Aguilar averaged just over six points and six rebounds per game, but his role for the Giants basketball team was also one of leadership and toughness. Aguilar scored just three points against 3A No. 1 Delta in the regional championship, but his 11 rebounds, four steals and tough interior defense was instrumental in handing the Eagles their first loss of the season and propelling the Giants into the final four.

“The mental toughness, the example he set on and off the court,” said James Blackmon, Marion’s basketball coach of Aguilar. “He gave 100 percent every single game and he brought that mental toughness to our team.

“It helped when you’ve got a young team and you’ve got seniors setting the example,” Blackmon added. “Our young guys really looked up to him.”

Aguilar appeared in 20 of the Giants’ 30 baseball games and started all three of the sectional contests. His diving catch along the right field line in the fifth inning against Norwell preserved a shutout and helped propel Marion to its first sectional win since 2008.

“He was one that would never complain about anything,” first-year Marion baseball coach Mark Fagan said. “If he was in the lineup he was fine with it, if he wasn’t in the lineup he was good. That’s a big part, especially when you’re trying to keep 15 kids happy. For him to come into the dugout everyday and be positive, whether he was going to play or not, that was a big help for us.”

Aguilar’s next phase of life will soon begin as he takes his talent on the football field to the University of Indianapolis. On the field he’s got pretty a pretty simple goal.
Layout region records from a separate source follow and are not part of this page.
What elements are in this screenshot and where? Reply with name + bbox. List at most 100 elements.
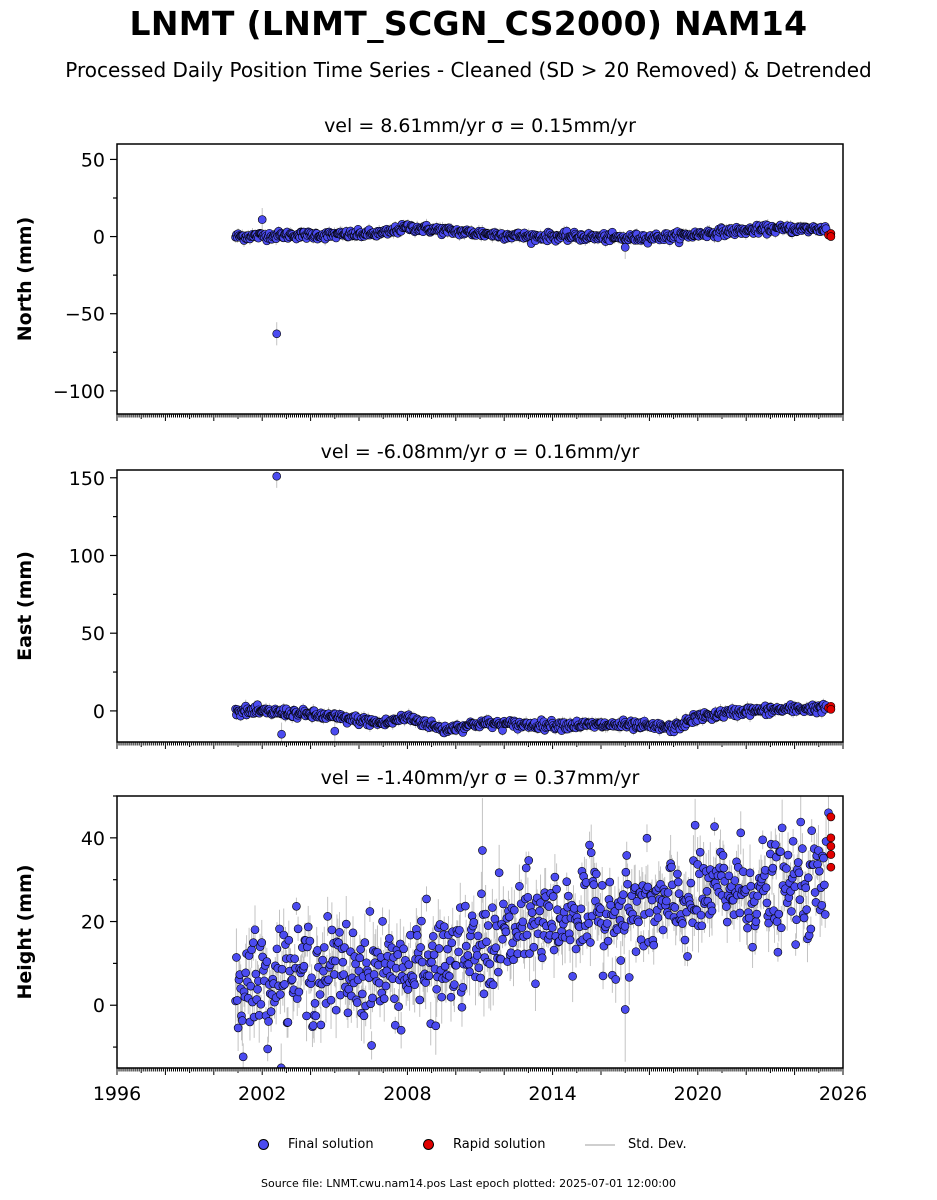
final-point xyxy=(262,957,272,966)
panel-title: vel = 8.61mm/yr σ = 0.15mm/yr xyxy=(324,115,636,137)
final-point xyxy=(764,918,773,928)
final-point xyxy=(352,998,362,1007)
final-point xyxy=(279,930,289,940)
final-point xyxy=(326,995,336,1005)
chart-subtitle: Processed Daily Position Time Series - C… xyxy=(65,58,872,82)
final-point xyxy=(367,1041,376,1050)
final-point xyxy=(416,943,425,952)
final-point xyxy=(473,931,483,941)
final-point xyxy=(257,938,267,947)
final-point xyxy=(277,729,286,739)
final-point xyxy=(429,950,439,959)
final-point xyxy=(782,864,791,873)
final-point xyxy=(787,907,796,916)
final-point xyxy=(562,877,572,886)
final-point xyxy=(359,1011,369,1021)
final-point xyxy=(597,881,607,890)
final-point xyxy=(748,942,757,952)
final-point xyxy=(751,917,761,926)
final-point xyxy=(256,999,266,1009)
final-point xyxy=(249,938,258,947)
final-point xyxy=(622,851,631,860)
final-point xyxy=(482,937,491,947)
final-point xyxy=(410,980,419,990)
final-point xyxy=(515,881,524,891)
final-point xyxy=(294,987,304,997)
final-point xyxy=(315,990,325,999)
final-point xyxy=(263,1044,272,1054)
final-point xyxy=(439,922,449,931)
final-point xyxy=(568,972,577,981)
final-point xyxy=(777,823,787,833)
y-tick-label: 0 xyxy=(93,701,105,723)
final-point xyxy=(634,917,643,927)
final-point xyxy=(465,967,474,977)
final-point xyxy=(272,471,282,481)
final-point xyxy=(247,945,256,955)
final-point xyxy=(674,889,684,898)
final-point xyxy=(521,863,531,873)
final-point xyxy=(591,869,601,879)
final-point xyxy=(319,943,329,952)
final-point xyxy=(564,891,573,901)
panel-data xyxy=(231,470,836,742)
final-point xyxy=(302,1011,311,1021)
y-tick-label: 50 xyxy=(81,623,105,645)
final-point xyxy=(527,908,537,917)
final-point xyxy=(238,1016,247,1025)
final-point xyxy=(390,1020,400,1030)
final-point xyxy=(804,873,813,882)
final-point xyxy=(238,1052,248,1062)
final-point xyxy=(796,817,806,827)
final-point xyxy=(794,868,804,878)
final-point xyxy=(324,975,333,984)
final-point xyxy=(632,897,642,906)
final-point xyxy=(522,930,532,940)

“I want to find a spot as soon as possible. I want to get a spot and be secured,” Aguilar said. “I just want to do what I can to support the team.

“I want to continue want to their winning legacy and build upon that and hopefully get a championship,” he continued. “That’s the ultimate goal, at least in my opinion.”

While he has dreams of playing beyond college, first and foremost earning a degree in engineering will be Aguilar’s top priority. He’s still unsure what type of engineering he wants to study, but is leaning toward either mechanical or electrical.

“I know mechanical you have to get down and get your hands dirty and I’m that type of person,” he said. “I am more of hands on, but then I do enjoy all of the technological advances in the world. I feel like the electrical base would interesting too to see what development is to come.

“The idea of being able to create something and using your imagination to impact the world. I feel like that’s what we remain on this Earth to do,” Aguilar added.

When asked what the he’ll take away most from his senior year, Aguilar’s answer wasn’t all that suprising.

“Just the relationships I had with the teams,” he said. “We all bonded in a unique way and I feel like without that chemistry, you know, we wouldn’t have been able to get as far.

“It sucks we didn’t make it all the way but it is memories that last forever.”